13 Thoughts on “Events Center Revenue down over the past 3 years

  1. D@ily Spin on March 27, 2019 at 3:49 pm said:

    30 year bond payments are 6 million a year. If income is 2 million, the Denty is losing 4 million a year. It’s not getting better. It’s getting worse. Ongoing, it looks like the city budget will always be a 4 to 10 million negative line item toward debt satisfaction. That’s a lot of infrastructure we will go without.

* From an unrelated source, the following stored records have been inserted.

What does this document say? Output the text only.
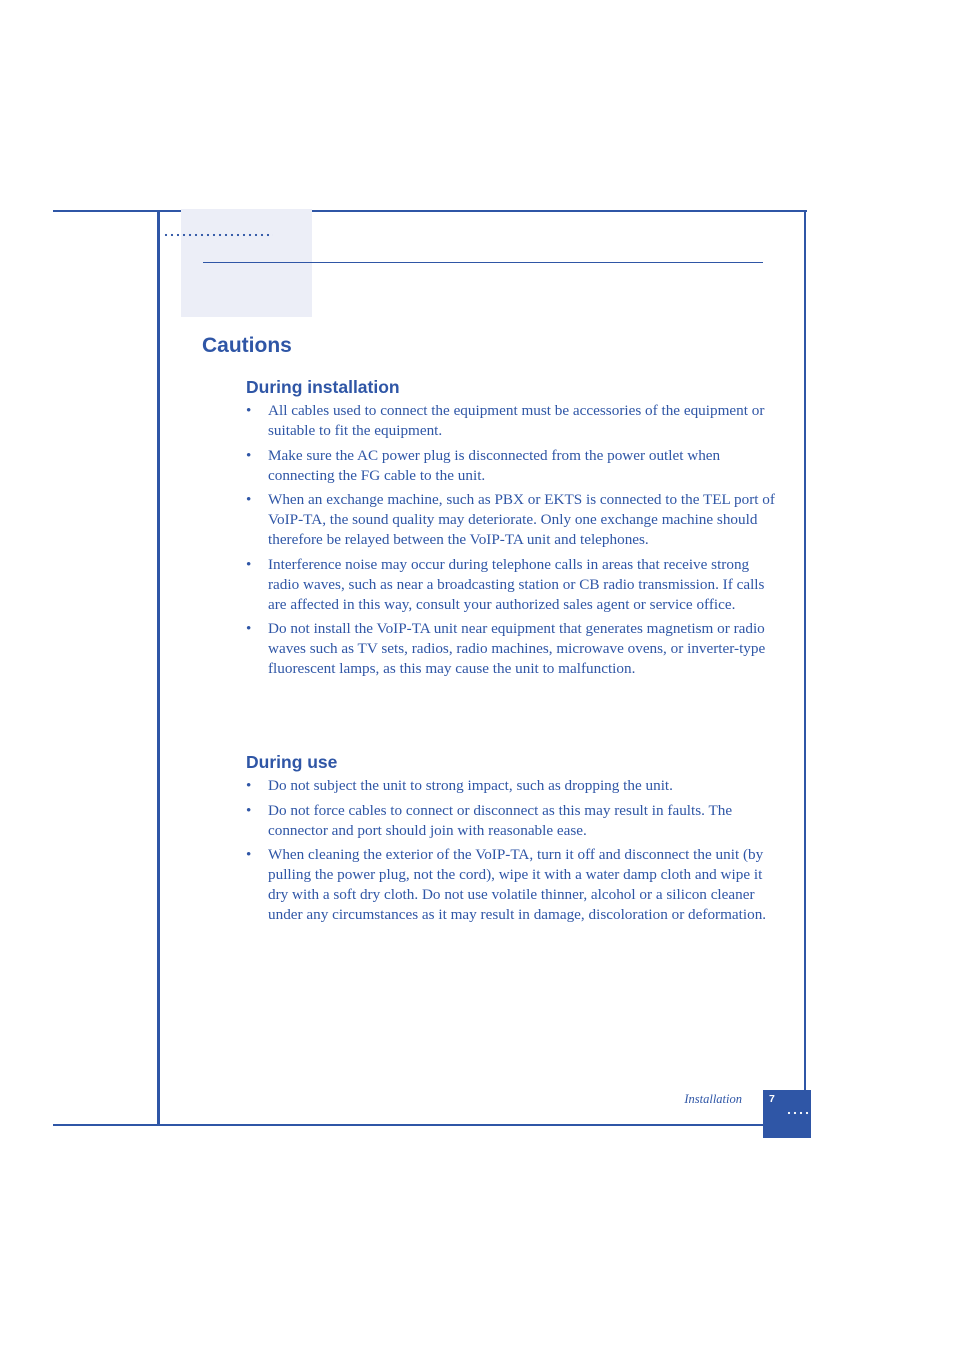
Cautions
During installation
• All cables used to connect the equipment must be accessories of the equipment or suitable to fit the equipment.
• Make sure the AC power plug is disconnected from the power outlet when connecting the FG cable to the unit.
• When an exchange machine, such as PBX or EKTS is connected to the TEL port of VoIP-TA, the sound quality may deteriorate. Only one exchange machine should therefore be relayed between the VoIP-TA unit and telephones.
• Interference noise may occur during telephone calls in areas that receive strong radio waves, such as near a broadcasting station or CB radio transmission. If calls are affected in this way, consult your authorized sales agent or service office.
• Do not install the VoIP-TA unit near equipment that generates magnetism or radio waves such as TV sets, radios, radio machines, microwave ovens, or inverter-type fluorescent lamps, as this may cause the unit to malfunction.
During use
• Do not subject the unit to strong impact, such as dropping the unit.
• Do not force cables to connect or disconnect as this may result in faults. The connector and port should join with reasonable ease.
• When cleaning the exterior of the VoIP-TA, turn it off and disconnect the unit (by pulling the power plug, not the cord), wipe it with a water damp cloth and wipe it dry with a soft dry cloth. Do not use volatile thinner, alcohol or a silicon cleaner under any circumstances as it may result in damage, discoloration or deformation.
Installation	7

  2. Timbuktu on March 27, 2019 at 7:16 pm said:

    Bathroom lines are terrible. Prices are terrible. Seating is tight and uncomfortable. This place is designed for the few hundred Richies that get to sit in private boxes and enjoy free booze and food via their corporate sponsor

  3. I have no idea how you would read this spreadsheet and come to the conclusion that 3-year revenue is down. It did $8.33 million in total revenue in 2015 and $9.94 million in 2018. Rental revenue is down, but clearly they’ve made up for it in other income sources

  4. l3wis on March 27, 2019 at 9:06 pm said:

    I’m reading the bottom line. Could care less what happens in between.

  5. Realistically this balance sheet is fairly flat year to year over the past 3. If I were managing it, I would ask how could we bring the rental revenue back to the 2016 level?

    With the mortgage, it’s a lot of cash to store air. ROI has never been a realistic factor in these ventures. Could be worse like the screwing Minnesota folks are receiving with the Ziggy Arena.

  6. it loses over two million a year. tell me how this is a money maker again?

  7. I believe that spreadsheet is reporting a $2 million net income (profit) which has grown a bit since 2015. I am not sure how anyone would read that spreadsheet and come to the conclusion that it loses $2 million a year or is “down over the last three years.”

  8. scott on March 28, 2019 at 8:54 pm said:

    i guess the word “loss” at the bottom is where it seems like it loses money.

  9. Wirelessly Irradiated on March 28, 2019 at 8:58 pm said:

    Meanwhile the half-penny sales tax that helps fund the Event Center unfairly taxes the food of everyone, & is especially hardest on the poor who likely almost never frequent an event – cannot afford it.

  10. Scott – Uh, the numbers in parenthesis on that line are negative. The numbers not in parenthesis are positive. It makes a profit and has every year except 2014.

  11. Warren Phear on March 29, 2019 at 6:59 am said:

    Matt P. Only one line is missing from this spreadsheet. The yearly second penny bond payment. From now, through 2033, that second penny bond payment is $9,500,000. Now mr paulson, the new bottom line. Parentheses or no parentheses?

  12. Incentives on March 29, 2019 at 4:16 pm said:

    In addition to the yearly bond payment, let’s talk about the ‘slush fund’ SMG uses to incentivize events and performers. Seems to be a number no one wants to talk about.